In molality mass of solvent is considered instead of volume of solution. Using density we will get the mass of solution. Using the definition of molarity, calculate the mass of solute. Subtract the mass of solution with mass of ${{\text{H}}_2}{\text{S}}{{\text{O}}_4}$ to get the mass of solvent.
Formula used: ${\text{Molality}} = \dfrac{{{\text{no}}{\text{. of moles }}}}{{{\text{mass of solvent}}({\text{g}})}} \times 1000$
We have multiplied with 1000 to convert mass into kilograms.

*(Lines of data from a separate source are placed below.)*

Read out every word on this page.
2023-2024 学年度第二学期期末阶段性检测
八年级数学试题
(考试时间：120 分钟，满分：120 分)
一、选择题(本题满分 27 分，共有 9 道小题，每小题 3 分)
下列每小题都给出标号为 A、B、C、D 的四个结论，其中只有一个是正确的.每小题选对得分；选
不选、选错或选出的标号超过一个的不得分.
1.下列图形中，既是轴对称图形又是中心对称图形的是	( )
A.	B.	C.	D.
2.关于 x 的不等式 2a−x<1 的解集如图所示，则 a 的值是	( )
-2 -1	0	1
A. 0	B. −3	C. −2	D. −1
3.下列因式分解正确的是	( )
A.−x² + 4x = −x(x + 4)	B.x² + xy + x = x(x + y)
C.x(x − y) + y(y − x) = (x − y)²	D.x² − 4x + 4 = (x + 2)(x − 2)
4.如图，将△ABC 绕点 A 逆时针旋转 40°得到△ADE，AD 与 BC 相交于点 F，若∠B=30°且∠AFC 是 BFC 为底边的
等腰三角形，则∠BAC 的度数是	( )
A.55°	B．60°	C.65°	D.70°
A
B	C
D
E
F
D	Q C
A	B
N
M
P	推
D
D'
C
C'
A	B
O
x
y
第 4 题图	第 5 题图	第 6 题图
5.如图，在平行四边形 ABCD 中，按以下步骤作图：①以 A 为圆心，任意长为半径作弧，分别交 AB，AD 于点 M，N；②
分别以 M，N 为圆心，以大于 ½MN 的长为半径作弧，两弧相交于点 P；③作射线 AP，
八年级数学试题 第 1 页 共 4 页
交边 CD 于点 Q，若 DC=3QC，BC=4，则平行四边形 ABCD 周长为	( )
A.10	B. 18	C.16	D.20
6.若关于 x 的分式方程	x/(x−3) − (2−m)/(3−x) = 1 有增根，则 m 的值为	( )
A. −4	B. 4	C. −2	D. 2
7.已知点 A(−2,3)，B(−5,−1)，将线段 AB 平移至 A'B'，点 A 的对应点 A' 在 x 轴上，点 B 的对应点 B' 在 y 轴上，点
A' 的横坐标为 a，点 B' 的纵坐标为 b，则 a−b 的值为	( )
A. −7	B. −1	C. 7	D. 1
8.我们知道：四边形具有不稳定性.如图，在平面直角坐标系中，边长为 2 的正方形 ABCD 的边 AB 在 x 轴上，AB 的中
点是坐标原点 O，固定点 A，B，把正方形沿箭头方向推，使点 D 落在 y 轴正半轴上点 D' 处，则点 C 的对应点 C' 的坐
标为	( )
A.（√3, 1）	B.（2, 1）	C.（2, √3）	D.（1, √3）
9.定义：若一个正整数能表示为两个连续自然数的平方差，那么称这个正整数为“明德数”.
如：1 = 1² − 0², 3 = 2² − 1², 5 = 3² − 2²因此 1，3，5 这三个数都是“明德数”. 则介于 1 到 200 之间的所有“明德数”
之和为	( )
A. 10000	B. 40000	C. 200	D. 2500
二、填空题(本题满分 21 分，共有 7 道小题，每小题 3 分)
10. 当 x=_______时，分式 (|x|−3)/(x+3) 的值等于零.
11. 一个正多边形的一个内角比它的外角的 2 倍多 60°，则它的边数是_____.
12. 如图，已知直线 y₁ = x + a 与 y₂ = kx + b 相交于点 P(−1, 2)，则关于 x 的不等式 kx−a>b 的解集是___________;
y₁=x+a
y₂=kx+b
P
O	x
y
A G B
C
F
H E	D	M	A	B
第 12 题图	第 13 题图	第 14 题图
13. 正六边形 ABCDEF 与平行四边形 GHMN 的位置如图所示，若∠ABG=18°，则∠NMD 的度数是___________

${\text{no}}{\text{. of moles}} = \dfrac{{{\text{mass}}}}{{{\text{molar mass}}}}$
Complete step by step answer:
Molality is defined as the number of moles of solute per unit mass of solvent taken in kilogram.
Molarity is defined as the moles of solute dissolved in 1 L of solution. We have been given the molarity of ${{\text{H}}_2}{\text{S}}{{\text{O}}_4}$ that is $18{\text{ M}}$. This means 18 moles of ${{\text{H}}_2}{\text{S}}{{\text{O}}_4}$ are present in the 1000 mL of solution.
${\text{moles of }}{{\text{H}}_2}{\text{S}}{{\text{O}}_4} = \dfrac{{{\text{mass}}}}{{{\text{molar mass}}}}$
Mass of ${{\text{H}}_2}{\text{S}}{{\text{O}}_4}$ is 29 g. Molar mass of ${{\text{H}}_2}{\text{S}}{{\text{O}}_4}$ is $2 \times 1 + 32 + 4 \times 16 = 98$.
$\Rightarrow 18 = \dfrac{{{\text{mass}}}}{{{\text{98 g mo}}{{\text{l}}^{ - 1}}}}$
${\text{mass of }}{{\text{H}}_2}{\text{S}}{{\text{O}}_4} = 18 \times 98 = 1764{\text{ g}}$
Volume of water is 1000 mL and density is given to us in question and hence we will calculate the mass of solution.
${\text{density}} = \dfrac{{{\text{mass}}}}{{{\text{volume}}}}$
$1.8{\text{ g m}}{{\text{L}}^{ - 1}} = \dfrac{{{\text{mass of solution}}}}{{{\text{1000 mL}}}}$
${\text{Mass of solution}} = 1800{\text{g}}$
We need mass of solvent that is water which can be calculated as:
Mass of solvent = mass of solution – mass of sulphuric acid
${\text{Mass of solvent}} = (1800 - 1764){\text{g = 36 g}}$
We will calculate the molality as following:
${\text{Molality}} = \dfrac{{{\text{18 }}}}{{36}} \times 1000$
${\text{Molality}} = 500{\text{ mol K}}{{\text{g}}^{ - 1}}$

Hence, the correct option is C.

Note:
Since the molarity involves volume so it is temperature dependent because volume changes with change in temperature. Since molality involves masses which are fixed and are not affected by temperature. Number of moles also consists of only masses and hence moles also remain unaffected with temperature and do is mole fraction. There is another concentration term known as normality, it also deals with volume and hence changes with temperature.